# Tesco/Tunnel - one way



## Rapide561 (Oct 1, 2005)

Hi

Just to let you know that it is not possible to book Calais to Folkestone as a one way crossing. They can at present book singles Folkestone - Calais and also returns. 

I like to go out on the boat and back via the tunnel. All my P&O crossings reflect this, so now I need to amend them all! 

Russell


----------



## teemyob (Nov 22, 2005)

*Amend*

Hello Russel,

I understand this P&O Charge to be £10. However, I have just amended a Hull - Zeebrugge crossing and they charged me £30!. They insisted and would not budge.

Let me know how you go on?

Trev.


----------



## Rapide561 (Oct 1, 2005)

*Amendment fee*

Hi Trev

I booked the Club Lounge for each crossing at a cost of £12. This gives you somewhere quiet to sit, a cuppa and so on.
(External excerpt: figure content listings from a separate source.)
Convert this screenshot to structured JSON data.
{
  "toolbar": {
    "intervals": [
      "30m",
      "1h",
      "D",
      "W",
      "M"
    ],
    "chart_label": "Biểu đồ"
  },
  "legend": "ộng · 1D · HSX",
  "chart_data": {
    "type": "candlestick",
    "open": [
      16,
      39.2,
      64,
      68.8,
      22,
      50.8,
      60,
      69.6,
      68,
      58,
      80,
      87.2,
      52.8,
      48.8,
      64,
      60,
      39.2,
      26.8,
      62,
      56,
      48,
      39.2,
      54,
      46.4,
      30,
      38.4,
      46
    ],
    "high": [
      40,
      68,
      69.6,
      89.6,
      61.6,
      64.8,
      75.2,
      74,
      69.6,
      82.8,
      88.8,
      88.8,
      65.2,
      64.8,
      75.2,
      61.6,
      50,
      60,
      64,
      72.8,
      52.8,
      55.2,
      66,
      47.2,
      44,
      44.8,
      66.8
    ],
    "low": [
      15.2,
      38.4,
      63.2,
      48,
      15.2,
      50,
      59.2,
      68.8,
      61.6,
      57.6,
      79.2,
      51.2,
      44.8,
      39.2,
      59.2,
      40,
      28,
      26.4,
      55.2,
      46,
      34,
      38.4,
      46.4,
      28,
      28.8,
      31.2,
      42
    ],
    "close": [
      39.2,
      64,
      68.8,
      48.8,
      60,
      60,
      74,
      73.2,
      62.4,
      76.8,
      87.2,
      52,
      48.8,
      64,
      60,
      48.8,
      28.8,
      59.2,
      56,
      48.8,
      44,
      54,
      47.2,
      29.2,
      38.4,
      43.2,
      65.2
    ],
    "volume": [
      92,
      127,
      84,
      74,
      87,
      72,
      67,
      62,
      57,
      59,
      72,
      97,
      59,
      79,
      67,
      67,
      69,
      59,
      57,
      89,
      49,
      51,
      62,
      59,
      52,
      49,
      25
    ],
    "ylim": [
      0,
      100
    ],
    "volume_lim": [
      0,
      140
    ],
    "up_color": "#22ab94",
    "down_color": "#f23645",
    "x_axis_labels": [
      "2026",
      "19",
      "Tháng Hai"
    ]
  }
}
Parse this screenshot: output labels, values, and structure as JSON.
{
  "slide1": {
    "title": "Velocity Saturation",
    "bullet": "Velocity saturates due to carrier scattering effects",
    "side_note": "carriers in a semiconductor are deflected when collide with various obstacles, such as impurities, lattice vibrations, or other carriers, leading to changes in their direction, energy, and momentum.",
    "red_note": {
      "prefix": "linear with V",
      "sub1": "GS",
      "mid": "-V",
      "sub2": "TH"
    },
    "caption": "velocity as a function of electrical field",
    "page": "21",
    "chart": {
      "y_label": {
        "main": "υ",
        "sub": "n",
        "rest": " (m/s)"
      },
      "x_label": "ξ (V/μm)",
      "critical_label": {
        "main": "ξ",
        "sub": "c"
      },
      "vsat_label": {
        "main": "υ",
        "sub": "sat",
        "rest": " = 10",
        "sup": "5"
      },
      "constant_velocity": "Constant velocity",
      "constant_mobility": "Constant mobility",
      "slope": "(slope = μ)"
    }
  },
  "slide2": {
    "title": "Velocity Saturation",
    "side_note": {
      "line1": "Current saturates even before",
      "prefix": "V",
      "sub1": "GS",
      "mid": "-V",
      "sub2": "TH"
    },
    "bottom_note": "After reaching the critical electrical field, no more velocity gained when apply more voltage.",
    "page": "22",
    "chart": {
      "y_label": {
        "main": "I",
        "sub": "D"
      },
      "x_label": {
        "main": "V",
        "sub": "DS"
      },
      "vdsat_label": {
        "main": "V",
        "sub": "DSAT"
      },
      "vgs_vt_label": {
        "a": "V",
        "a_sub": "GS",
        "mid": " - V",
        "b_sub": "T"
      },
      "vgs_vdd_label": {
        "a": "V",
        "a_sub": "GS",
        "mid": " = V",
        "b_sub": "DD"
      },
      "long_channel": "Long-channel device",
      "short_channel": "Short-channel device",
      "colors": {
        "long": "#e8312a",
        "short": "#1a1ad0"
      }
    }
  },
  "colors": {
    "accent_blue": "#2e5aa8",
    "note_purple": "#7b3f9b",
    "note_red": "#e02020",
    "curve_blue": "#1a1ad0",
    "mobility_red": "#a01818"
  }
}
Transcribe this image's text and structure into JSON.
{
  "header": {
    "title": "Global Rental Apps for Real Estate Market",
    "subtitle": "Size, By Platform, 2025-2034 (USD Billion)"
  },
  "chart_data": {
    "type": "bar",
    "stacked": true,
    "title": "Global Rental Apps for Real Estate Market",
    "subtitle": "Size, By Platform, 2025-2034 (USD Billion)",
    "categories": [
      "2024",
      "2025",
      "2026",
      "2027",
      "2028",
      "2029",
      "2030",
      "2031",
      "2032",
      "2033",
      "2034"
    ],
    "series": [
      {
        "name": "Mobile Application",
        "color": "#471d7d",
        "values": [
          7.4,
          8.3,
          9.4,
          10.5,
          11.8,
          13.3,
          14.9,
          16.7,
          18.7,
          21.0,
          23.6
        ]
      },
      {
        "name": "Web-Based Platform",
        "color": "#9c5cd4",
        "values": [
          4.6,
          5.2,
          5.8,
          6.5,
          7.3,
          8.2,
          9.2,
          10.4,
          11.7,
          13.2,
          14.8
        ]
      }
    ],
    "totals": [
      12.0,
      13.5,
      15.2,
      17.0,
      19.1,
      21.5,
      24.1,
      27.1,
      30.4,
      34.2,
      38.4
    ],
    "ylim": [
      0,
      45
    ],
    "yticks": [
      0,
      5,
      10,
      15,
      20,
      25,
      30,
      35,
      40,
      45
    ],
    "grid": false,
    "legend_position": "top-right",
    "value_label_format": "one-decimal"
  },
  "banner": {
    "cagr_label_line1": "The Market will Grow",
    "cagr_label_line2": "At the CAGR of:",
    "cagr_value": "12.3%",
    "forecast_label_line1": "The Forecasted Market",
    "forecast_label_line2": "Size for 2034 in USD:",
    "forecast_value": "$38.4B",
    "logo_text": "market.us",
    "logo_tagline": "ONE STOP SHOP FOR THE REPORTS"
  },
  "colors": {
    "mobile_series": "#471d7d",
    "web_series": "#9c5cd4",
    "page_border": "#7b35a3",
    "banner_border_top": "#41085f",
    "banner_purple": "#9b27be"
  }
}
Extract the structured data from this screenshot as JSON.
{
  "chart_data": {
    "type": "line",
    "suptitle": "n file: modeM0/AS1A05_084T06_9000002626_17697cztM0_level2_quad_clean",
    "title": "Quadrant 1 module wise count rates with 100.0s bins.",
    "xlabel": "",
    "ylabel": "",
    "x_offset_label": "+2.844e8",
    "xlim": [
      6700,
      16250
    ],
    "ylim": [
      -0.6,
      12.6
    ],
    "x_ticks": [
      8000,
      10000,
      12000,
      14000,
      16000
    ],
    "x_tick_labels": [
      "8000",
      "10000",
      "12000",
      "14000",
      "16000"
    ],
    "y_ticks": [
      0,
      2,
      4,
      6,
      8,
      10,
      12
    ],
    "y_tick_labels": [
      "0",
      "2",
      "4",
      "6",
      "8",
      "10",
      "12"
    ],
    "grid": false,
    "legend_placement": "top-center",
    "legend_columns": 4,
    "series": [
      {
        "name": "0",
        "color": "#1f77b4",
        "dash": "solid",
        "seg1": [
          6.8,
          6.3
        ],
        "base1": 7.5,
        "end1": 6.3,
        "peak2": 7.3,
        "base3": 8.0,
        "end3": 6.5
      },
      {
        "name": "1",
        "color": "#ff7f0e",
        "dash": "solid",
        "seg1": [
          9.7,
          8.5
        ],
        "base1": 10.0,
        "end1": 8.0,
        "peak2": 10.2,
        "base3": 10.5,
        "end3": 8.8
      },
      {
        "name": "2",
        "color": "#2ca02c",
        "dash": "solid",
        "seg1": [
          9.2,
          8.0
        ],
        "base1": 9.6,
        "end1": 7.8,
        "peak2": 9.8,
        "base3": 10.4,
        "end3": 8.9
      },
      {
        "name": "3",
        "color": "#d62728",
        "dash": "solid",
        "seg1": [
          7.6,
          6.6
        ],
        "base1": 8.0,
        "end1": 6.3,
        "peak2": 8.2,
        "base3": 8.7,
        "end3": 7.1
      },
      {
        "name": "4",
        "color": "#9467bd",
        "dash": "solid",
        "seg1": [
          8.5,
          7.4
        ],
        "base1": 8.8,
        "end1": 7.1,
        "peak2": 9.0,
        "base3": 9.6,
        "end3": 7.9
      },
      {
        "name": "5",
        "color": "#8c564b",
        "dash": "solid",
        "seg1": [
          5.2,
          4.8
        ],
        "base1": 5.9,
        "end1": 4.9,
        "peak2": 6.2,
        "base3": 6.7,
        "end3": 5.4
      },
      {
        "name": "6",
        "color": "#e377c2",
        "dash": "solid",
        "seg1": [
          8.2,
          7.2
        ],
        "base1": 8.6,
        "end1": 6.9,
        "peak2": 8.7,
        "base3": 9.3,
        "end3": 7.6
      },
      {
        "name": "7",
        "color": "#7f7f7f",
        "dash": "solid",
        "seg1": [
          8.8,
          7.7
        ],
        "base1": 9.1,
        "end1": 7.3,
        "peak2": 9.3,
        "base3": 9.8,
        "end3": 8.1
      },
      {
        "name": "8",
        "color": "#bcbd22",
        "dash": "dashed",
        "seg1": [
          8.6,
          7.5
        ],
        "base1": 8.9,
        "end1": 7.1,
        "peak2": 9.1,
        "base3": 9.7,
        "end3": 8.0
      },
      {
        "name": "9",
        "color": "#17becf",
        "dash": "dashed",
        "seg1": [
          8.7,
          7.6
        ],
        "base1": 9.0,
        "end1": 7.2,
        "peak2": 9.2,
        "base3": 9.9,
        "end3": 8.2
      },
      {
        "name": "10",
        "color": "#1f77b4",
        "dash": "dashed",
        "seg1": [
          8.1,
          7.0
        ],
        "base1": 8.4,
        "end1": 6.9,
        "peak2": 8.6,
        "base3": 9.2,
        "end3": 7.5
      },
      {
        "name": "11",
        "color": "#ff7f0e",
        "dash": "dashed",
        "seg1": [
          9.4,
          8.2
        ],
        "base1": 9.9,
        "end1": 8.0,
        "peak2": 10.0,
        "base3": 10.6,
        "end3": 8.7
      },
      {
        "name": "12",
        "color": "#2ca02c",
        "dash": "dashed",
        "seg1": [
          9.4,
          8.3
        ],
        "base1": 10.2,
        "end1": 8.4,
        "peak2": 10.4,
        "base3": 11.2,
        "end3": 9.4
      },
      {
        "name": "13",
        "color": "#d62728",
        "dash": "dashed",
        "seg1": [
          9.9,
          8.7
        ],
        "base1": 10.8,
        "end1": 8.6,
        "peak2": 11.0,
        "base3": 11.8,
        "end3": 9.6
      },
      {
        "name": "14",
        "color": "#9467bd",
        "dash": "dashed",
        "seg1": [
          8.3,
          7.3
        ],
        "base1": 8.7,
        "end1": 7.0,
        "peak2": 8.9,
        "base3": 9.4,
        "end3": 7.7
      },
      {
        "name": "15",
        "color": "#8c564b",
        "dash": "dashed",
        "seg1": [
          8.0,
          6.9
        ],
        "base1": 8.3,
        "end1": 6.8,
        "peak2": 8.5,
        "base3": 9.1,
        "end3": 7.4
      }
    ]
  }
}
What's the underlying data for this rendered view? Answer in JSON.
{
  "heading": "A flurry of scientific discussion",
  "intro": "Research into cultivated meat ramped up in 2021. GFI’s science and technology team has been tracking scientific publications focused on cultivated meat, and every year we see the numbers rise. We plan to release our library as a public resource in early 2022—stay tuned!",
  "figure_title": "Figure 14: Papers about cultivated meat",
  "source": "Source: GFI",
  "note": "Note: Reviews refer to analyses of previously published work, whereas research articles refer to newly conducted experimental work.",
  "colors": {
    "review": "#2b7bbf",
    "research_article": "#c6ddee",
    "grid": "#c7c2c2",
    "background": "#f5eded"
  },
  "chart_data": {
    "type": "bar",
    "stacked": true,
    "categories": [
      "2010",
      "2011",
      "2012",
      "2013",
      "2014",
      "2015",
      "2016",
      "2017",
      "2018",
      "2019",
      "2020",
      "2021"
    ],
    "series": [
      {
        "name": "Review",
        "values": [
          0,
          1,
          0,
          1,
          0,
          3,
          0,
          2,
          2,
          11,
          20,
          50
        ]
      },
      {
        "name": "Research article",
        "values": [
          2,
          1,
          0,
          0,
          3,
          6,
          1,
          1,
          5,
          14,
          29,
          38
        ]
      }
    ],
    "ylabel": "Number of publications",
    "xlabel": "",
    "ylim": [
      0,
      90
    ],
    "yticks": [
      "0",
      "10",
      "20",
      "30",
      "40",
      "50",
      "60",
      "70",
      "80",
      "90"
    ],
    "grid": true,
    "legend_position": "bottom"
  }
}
It also allows free amendments to your crossings.

All sorted now - P&O now the operator for Ca-Do, with Eurotunnel for Ca-Fo.

Eurotunnel said it was due to the fact the offer was only for UK residents.

I will have a feww crossings for sale I think (sale aswell as sail)

Russell


----------



## carol (May 9, 2005)

Russel out of curiosity how much does the one-way tunnel crossing cost you with your Tesco card vouchers.

Carol


----------



## Rapide561 (Oct 1, 2005)

*Tunnel*

Hi Carol

My crossing on Saturday 29th is £73 for a departure at 20.20. I will however try to get away two hours earlier than that.

All the others are pre booked at £61.

Russell

Ferries were mostly £31.25 and £37.50

Russell


----------



## carol (May 9, 2005)

Thanks Russell..... I too had come across the no one way ticket when trying to book something back from Calais when we pick up the new motorhome, and was curious....as I am saving my vouchers up for 2009 as we have bought 2008 crossings.... 

Carol


----------